Brown Butter Peanut Butter Cookies Recipe (Soft & Chewy)
This easy peanut butter cookies recipe uses brown butter and dark brown sugar for a soft, chewy middle and classic criss-cross marks. Finished with flaky sea salt.
This is the only peanut butter cookies recipe you will ever need if you value a chewy, fudge-like center over a dry, sandy crunch. By browning the butter first, we introduce toasted, nutty notes that bridge the gap between the savory peanut butter and the deep caramel of dark brown sugar.
Many soft peanut butter cookies fall flat or crumble instantly, but this version uses a specific ratio of fats and sugars to ensure they stay tender for days. It’s an easy peanut butter cookies recipe that doesn’t require a stand mixer, making it perfect for a quick weeknight craving.
Don't skip the classic fork-pressed criss-cross marks; they aren't just for nostalgia. Those ridges create extra surface area for the oven's heat, giving you slightly crisp edges while the interior stays perfectly dense and moist.
Ingredients
The Dough
- 1/2 cup (113g) unsalted butter
- 3/4 cup (190g) creamy peanut butter (standard commercial style, not natural/oil-separating)
- 1/2 cup (100g) granulated sugar
- 1/2 cup (110g) packed dark brown sugar
- 1 large egg, room temperature
- 1 teaspoon vanilla extract
- 1 1/2 cups (185g) all-purpose flour
- 3/4 teaspoon baking soda
- 1/2 teaspoon kosher salt
Topping
- 2 tablespoons granulated sugar (for rolling)
- Flaky sea salt (Maldon style)
Instructions
- 1
Melt the butter in a small saucepan over medium heat, swirling occasionally until the milk solids turn golden brown and smell nutty; immediately pour into a large heat-proof bowl and let cool for 10 minutes.
- 2
Whisk the cooled brown butter with the granulated sugar and dark brown sugar until combined and no lumps remain.
- 3
Add the peanut butter, egg, and vanilla extract to the bowl, whisking vigorously until the mixture is smooth and slightly lightened in color.
- 4
Fold in the flour, baking soda, and kosher salt using a spatula until just combined; do not overmix or the cookies will become tough.
- 5
Cover the dough and chill in the refrigerator for at least 30 minutes to allow the flour to hydrate and the fats to firm up.
- 6
Preheat your oven to 350°F (175°C) and line two large baking sheets with parchment paper.
- 7
Scoop rounded tablespoons of dough (about 30g each) and roll them into smooth balls between your palms.
- 8
Roll each ball in the extra granulated sugar and place them 2 inches apart on the prepared baking sheets.
- 9
Use a fork to press a criss-cross pattern into the top of each ball, flattening them to about 1/2-inch thickness.
- 10
Bake for 9–11 minutes, or until the edges are just set and the centers still look slightly soft and underbaked.
- 11
Remove from the oven and immediately sprinkle with a pinch of flaky sea salt.
- 12
Cool on the baking sheet for 10 minutes before transferring to a wire rack to cool completely.
Tips
- → Avoid using 'natural' peanut butter where the oil separates at the top; the lack of stabilizers will cause these cookies to spread too much and become greasy.

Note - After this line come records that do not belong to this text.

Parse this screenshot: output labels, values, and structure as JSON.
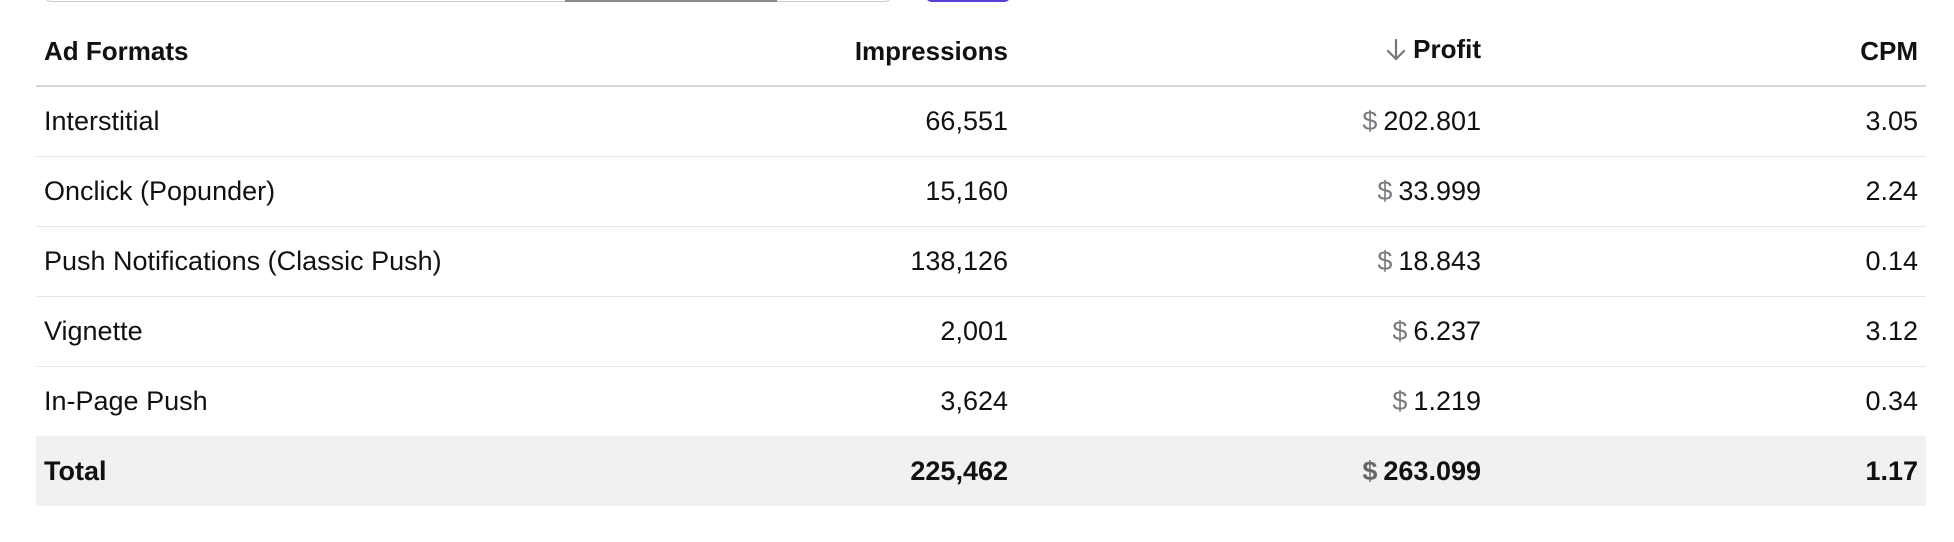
{
  "table": {
    "headers": {
      "format": "Ad Formats",
      "impressions": "Impressions",
      "profit": "Profit",
      "cpm": "CPM"
    },
    "sort": {
      "column": "profit",
      "direction": "descending",
      "icon": "arrow-down-icon"
    },
    "currency_symbol": "$",
    "rows": [
      {
        "format": "Interstitial",
        "impressions": "66,551",
        "profit": "202.801",
        "cpm": "3.05"
      },
      {
        "format": "Onclick (Popunder)",
        "impressions": "15,160",
        "profit": "33.999",
        "cpm": "2.24"
      },
      {
        "format": "Push Notifications (Classic Push)",
        "impressions": "138,126",
        "profit": "18.843",
        "cpm": "0.14"
      },
      {
        "format": "Vignette",
        "impressions": "2,001",
        "profit": "6.237",
        "cpm": "3.12"
      },
      {
        "format": "In-Page Push",
        "impressions": "3,624",
        "profit": "1.219",
        "cpm": "0.34"
      }
    ],
    "total": {
      "label": "Total",
      "impressions": "225,462",
      "profit": "263.099",
      "cpm": "1.17"
    }
  },
  "colors": {
    "accent": "#5b3fd6",
    "header_border": "#d8d8dc",
    "row_border": "#e7e7ea",
    "total_background": "#f1f1f2",
    "currency_text": "#7a7a7f"
  }
}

- → Don't skip the chill time. Chilling the dough controls the spread and intensifies the brown butter flavor.
- → For the softest texture, err on the side of underbaking. The cookies will continue to firm up on the hot baking sheet once removed from the oven.
FAQ
Why does my peanut butter cookies recipe turn out dry?

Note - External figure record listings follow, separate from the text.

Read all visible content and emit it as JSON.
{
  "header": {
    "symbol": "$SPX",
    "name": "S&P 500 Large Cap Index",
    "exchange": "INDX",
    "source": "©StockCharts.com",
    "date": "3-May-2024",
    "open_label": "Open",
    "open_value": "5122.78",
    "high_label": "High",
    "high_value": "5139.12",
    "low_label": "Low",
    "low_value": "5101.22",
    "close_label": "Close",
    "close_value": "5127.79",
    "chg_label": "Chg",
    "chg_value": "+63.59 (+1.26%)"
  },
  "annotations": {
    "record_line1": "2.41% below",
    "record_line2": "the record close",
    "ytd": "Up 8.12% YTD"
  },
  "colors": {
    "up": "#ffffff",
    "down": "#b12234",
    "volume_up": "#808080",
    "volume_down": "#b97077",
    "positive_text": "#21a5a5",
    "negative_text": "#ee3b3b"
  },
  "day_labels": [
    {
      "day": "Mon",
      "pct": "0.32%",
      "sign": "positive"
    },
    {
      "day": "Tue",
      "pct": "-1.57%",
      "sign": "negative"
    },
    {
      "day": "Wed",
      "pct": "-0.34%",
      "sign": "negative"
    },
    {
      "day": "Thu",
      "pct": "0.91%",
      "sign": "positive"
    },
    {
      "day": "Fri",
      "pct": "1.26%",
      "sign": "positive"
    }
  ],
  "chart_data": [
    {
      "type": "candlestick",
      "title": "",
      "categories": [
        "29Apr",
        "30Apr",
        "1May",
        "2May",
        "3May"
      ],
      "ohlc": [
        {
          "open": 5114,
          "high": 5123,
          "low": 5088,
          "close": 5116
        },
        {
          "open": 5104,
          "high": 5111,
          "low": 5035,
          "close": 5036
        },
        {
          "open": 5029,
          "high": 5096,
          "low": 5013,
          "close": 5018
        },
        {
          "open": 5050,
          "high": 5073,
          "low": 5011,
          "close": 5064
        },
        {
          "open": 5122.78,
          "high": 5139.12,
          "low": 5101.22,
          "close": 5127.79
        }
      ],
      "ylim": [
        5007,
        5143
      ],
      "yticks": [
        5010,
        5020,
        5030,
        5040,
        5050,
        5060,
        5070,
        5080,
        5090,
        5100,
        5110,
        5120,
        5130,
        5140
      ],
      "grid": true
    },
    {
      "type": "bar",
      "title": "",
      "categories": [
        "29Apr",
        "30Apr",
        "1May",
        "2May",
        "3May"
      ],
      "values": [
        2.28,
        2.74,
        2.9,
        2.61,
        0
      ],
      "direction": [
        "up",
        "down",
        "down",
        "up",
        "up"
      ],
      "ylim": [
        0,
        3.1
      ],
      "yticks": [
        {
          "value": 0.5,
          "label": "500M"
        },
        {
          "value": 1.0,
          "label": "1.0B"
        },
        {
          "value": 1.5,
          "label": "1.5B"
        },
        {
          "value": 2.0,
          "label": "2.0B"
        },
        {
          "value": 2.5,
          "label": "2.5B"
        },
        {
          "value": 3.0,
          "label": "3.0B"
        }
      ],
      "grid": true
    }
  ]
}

Dry cookies are usually the result of too much flour or overbaking. Ensure you measure your flour by weight (185g) or use the spoon-and-level method, and pull the cookies out while the centers still look slightly doughy.
How do I store these cookies to keep them soft?
Store them in an airtight container at room temperature for up to 5 days. Adding a small piece of white bread to the container can help maintain moisture.
Can I freeze the dough for later?
Yes. Roll the dough into balls and freeze them on a tray before transferring to a zip-top bag. Bake directly from frozen, adding 1-2 minutes to the total bake time.